A first Florida john (Lee Tergesen) who attacks, binds and sodomizes hitchhiking prostitute Aileen/"Lee" (Charlize Theron, who also co-produced) is repellent, and his shooting death is self-defense, and another client, pitiful stutterer and virgin Gene (Pruitt Taylor Vince), is left unharmed; but even imagined job-application insults and the prurience of some cops are swept aside in the last murder, circumstantial as its motivation is, of a kindly retired police officer with a crippled wife and grandchildren.

This is no sob-story "let's-feel-sorry-for-the-serial-killer movie. When you just tell the truth . . . you do arrive at empathy." The plotline, "Based on a True Story," is that of the notorious "man-hater" (so the press says) who in 1989-90 took six or seven lives, depending on your source, spent twelve years on death row and, at her request, was executed October 9, 2002. Whereas Broomfield's 1992 Aileen Wournos: The Selling of a Serial Killer centered on the first trial, and his and Churchill's latter documentary covers largely from final appeal to lethal injection, Monster is a more personal, hence emotional, portrait. Twelve hours before the end, the condemned woman granted Jenkins access to ten years' worth of voluminous personal correspondence, which letters serve as starting point.

That it works, and works so well, is due to a sensitive yet objective script and, most importantly, to the performance of Theron, unrecognizable with added soft body weight, irregular teeth, brown contacts and splotched freckled skin makeup by Toni G. Looking more like photos of the real Aileen than her own self, the transplanted South African actress walks a skillful line between extremes of overplaying her hand and seeking justification as a victim.

So commanding is Theron that she overshadows the usually dependable Christina Ricci as wimpy manipulative Selby Wall, the pixieish lesbian who becomes friend, lover, cause, raison d'être and, at the last, cowardly betrayer. Based on fact as we know it but with the name changed (from real-life Tyra Moore), the broken-armed, whiny "Selb" is freed by Aileen, less theatrically than James Cagney for Rev. Pat O'Brien and the Dead End Kids, with a subtle glance; in her defense, it is the younger woman's rôle here to be protected, dominated, spared. Aileen's sacrifice -- for love -- is consistent in the midst of inconsistency, and admirable even as the "martyr" is to remain abhorrent.

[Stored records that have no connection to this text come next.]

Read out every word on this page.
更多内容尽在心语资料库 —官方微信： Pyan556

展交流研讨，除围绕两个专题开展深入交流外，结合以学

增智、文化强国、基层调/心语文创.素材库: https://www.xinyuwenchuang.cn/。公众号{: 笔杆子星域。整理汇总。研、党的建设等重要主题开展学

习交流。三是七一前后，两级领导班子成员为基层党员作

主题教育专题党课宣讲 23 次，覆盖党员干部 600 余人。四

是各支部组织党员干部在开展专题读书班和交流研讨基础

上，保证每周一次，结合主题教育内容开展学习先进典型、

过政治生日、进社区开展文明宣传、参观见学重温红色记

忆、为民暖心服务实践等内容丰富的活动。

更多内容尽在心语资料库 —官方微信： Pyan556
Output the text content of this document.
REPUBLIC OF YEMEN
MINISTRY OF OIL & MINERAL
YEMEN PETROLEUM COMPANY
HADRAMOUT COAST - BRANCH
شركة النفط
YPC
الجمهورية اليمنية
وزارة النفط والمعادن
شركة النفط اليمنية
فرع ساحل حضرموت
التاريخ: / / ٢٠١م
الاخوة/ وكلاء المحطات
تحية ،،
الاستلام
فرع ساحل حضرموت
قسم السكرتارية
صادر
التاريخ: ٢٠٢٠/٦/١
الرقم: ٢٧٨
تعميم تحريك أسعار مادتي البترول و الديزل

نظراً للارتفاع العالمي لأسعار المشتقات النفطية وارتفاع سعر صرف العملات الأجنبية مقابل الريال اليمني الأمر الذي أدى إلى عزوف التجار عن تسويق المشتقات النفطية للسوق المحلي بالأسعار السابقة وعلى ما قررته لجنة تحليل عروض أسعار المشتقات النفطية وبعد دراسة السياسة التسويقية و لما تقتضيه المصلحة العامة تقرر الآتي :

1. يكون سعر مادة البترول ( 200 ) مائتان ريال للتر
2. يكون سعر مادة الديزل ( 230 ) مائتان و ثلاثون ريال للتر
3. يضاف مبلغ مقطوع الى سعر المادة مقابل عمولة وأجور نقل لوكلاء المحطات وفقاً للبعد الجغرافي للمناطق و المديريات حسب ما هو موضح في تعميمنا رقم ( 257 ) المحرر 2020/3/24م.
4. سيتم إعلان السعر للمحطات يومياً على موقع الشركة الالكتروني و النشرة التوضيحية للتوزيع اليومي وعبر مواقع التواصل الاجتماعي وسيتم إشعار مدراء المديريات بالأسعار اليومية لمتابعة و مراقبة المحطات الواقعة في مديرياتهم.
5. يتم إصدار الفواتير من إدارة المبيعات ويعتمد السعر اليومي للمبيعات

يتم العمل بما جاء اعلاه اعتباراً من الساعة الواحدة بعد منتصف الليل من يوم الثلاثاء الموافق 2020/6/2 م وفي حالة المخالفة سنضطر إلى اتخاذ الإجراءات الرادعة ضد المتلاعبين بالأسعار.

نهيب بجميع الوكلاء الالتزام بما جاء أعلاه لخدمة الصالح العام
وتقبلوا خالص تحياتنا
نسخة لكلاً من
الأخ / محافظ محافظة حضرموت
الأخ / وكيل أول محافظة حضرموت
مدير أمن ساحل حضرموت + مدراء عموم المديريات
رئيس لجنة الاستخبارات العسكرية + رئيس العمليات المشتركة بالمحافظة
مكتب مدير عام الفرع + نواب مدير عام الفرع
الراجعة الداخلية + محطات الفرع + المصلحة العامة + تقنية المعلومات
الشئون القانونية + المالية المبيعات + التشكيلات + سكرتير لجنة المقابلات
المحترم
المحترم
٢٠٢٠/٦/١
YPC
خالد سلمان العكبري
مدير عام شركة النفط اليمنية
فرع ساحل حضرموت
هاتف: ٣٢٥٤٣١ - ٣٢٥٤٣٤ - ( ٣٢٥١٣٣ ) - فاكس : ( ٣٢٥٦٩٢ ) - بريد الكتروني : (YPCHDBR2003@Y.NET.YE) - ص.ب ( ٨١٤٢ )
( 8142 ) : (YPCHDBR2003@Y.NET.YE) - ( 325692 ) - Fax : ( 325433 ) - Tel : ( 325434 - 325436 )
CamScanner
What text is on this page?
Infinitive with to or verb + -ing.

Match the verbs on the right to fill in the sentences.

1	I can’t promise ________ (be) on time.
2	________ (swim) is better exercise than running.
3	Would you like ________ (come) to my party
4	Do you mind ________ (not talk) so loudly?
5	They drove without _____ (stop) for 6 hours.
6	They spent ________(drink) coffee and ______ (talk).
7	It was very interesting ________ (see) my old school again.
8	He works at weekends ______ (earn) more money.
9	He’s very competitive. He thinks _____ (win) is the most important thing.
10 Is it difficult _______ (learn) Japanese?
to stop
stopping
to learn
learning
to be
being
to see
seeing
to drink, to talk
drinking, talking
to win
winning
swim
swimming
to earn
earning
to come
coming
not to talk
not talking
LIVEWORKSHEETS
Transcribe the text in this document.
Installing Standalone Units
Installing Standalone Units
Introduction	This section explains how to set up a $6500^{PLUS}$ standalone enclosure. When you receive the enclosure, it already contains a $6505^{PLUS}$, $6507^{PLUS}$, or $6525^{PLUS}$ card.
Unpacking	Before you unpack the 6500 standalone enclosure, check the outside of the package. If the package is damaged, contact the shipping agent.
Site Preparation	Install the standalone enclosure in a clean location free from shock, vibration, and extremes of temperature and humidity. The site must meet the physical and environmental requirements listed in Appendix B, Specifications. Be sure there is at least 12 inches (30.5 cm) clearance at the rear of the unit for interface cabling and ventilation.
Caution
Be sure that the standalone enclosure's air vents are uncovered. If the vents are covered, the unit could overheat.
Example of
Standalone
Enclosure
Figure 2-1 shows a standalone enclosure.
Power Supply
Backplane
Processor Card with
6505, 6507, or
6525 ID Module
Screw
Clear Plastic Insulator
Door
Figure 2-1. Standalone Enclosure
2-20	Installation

To strip malls, biker bars, fun fairs, convenience stores, second-rate motels, highways and dirty overpasses, the tale works out to a conclusion that is foreknown but holds the viewer's attention. Sharp focus on Aileen, and Selby, is cut only by two interludes of disinterested friendship from self-storage manager Thomas (Bruce Dern), while family (Selby's) is distant and estranged, or well-meaning but uncomprehending. For this is an America of night and neon, rootless drifting dreamers, cinderblock bus terminals and automobiles, where the sex act takes place on four rubber wheels and people fall in love on eight wooden ones at roller rinks.

The muted pop score seems well-chosen, not mere easy period setting -- Tommy James and the Shondells' 1969 quasi-psychedelic "Crimson and Clover" perfectly placed -- so that no subliminal tricks create automatic response, not even Theron's voiced-over memories. Attention is rigidly on the nearly always on-screen Aileen, whose simple-complex personality fascinates like a venomous serpent.

No, one cannot empathize, even while held by a superb performance and an unpleasant tale told well. Neither Jenkins' "most hopeful person I've ever encountered," nor Broomfield's "most honest person," Wournos stalks the imagination. 

(Released by Newmarket Film Group and "R" for strong violence, sexual content and for pervasive language.)